The first thing to say is that after some years of banging on about replatforming – as long-suffering readers of this column will know all too well – some of these interminable programmes will finally come to an end in 2018. 

Ascentric is not far away from pulling the trigger. Alliance Trust Savings has a working version live and will accelerate this once it has shaken off some of the servicing issues that are still bouncing around. Aviva still has some work to do but will be there this year.

Most strikingly, Aegon, very quietly over Christmastime, migrated some 75,000 customers and a couple of billion quid from the old Cofunds Investor Portfolio Service book onto its new version of Aegon Retirement Choice. From what we can tell so far, no one died, so this has to count as a pretty satisfactory first step. 
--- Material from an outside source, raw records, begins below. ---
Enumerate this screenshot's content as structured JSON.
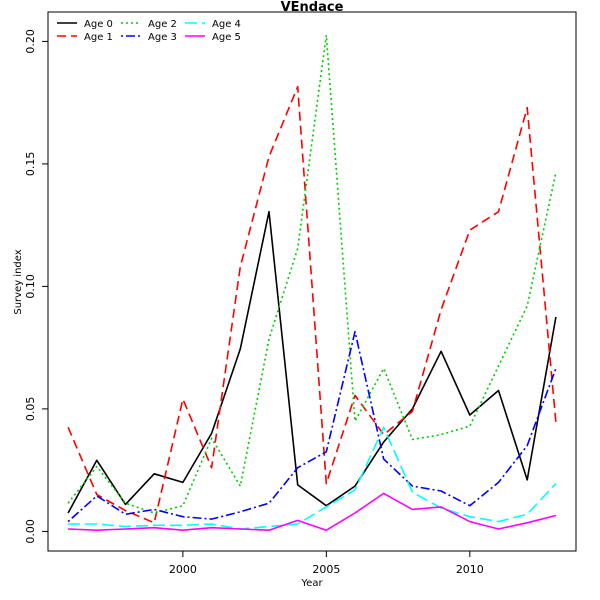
{
  "chart_data": {
    "type": "line",
    "title": "VEndace",
    "xlabel": "Year",
    "ylabel": "Survey index",
    "xlim": [
      1995.3,
      2013.7
    ],
    "ylim": [
      -0.008,
      0.212
    ],
    "x_ticks": [
      2000,
      2005,
      2010
    ],
    "y_ticks": [
      0.0,
      0.05,
      0.1,
      0.15,
      0.2
    ],
    "y_tick_labels": [
      "0.00",
      "0.05",
      "0.10",
      "0.15",
      "0.20"
    ],
    "grid": false,
    "legend_position": "top-left",
    "x": [
      1996,
      1997,
      1998,
      1999,
      2000,
      2001,
      2002,
      2003,
      2004,
      2005,
      2006,
      2007,
      2008,
      2009,
      2010,
      2011,
      2012,
      2013
    ],
    "series": [
      {
        "name": "Age 0",
        "color": "#000000",
        "dash": "solid",
        "values": [
          0.0075,
          0.029,
          0.011,
          0.0235,
          0.02,
          0.04,
          0.0745,
          0.1305,
          0.019,
          0.0105,
          0.0185,
          0.0365,
          0.05,
          0.0735,
          0.0475,
          0.0575,
          0.021,
          0.0875
        ]
      },
      {
        "name": "Age 1",
        "color": "#ff0000",
        "dash": "dashed",
        "values": [
          0.0425,
          0.015,
          0.0085,
          0.0035,
          0.054,
          0.026,
          0.108,
          0.153,
          0.1815,
          0.0195,
          0.0555,
          0.0395,
          0.049,
          0.0905,
          0.123,
          0.1305,
          0.173,
          0.0445
        ]
      },
      {
        "name": "Age 2",
        "color": "#00cd00",
        "dash": "dotted",
        "values": [
          0.0115,
          0.0265,
          0.0115,
          0.0075,
          0.0105,
          0.038,
          0.0185,
          0.0785,
          0.1155,
          0.2025,
          0.045,
          0.0665,
          0.0375,
          0.0395,
          0.043,
          0.0675,
          0.092,
          0.1465
        ]
      },
      {
        "name": "Age 3",
        "color": "#0000ff",
        "dash": "dotdash",
        "values": [
          0.004,
          0.0145,
          0.007,
          0.009,
          0.006,
          0.005,
          0.008,
          0.0115,
          0.026,
          0.0325,
          0.0815,
          0.0295,
          0.0185,
          0.0165,
          0.0105,
          0.02,
          0.035,
          0.0665
        ]
      },
      {
        "name": "Age 4",
        "color": "#00ffff",
        "dash": "longdash",
        "values": [
          0.003,
          0.003,
          0.002,
          0.0025,
          0.0025,
          0.003,
          0.001,
          0.002,
          0.003,
          0.01,
          0.017,
          0.0425,
          0.016,
          0.0095,
          0.006,
          0.004,
          0.007,
          0.0195
        ]
      },
      {
        "name": "Age 5",
        "color": "#ff00ff",
        "dash": "solid",
        "values": [
          0.001,
          0.0005,
          0.001,
          0.0015,
          0.0005,
          0.0015,
          0.001,
          0.0005,
          0.0045,
          0.0005,
          0.0075,
          0.0155,
          0.009,
          0.01,
          0.004,
          0.001,
          0.0035,
          0.0065
        ]
      }
    ]
  }
}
There are others too. 2018, then, is a crucial year. For providers who have not yet nailed their second-generation platform (because that is what most of this stuff is all about), life just got a bit bleaker. While no one was delivering, it was easy to be blithe and defer programmes on the basis of no pressing commercial imperative. 

But that’s not the case any more. Any platform that has not settled on its next phase now has two-to-three years of being behind the curve, as those who were already sorted accelerate, and those who have just got through the pain start to derive some benefit and puff their chests out. 

In general, we reckon you will see more new functionality, innovation and kit in the coming 12 months than you have in the past 36.  Robbed of the excuses of Mifid II and the General Data Protection Regulation, constant pensions legislative change and all the rest of it, product teams will have to do some proper work for a change.

Oftentimes new stuff is not a blessing. I’ve lost count of the number of developments I’ve seen that were clearly a great idea on a Powerpoint slide but, by the time they got to market, were of use to neither man nor beast. I am hoping this year will see a raising of the bar for new developments in this regard.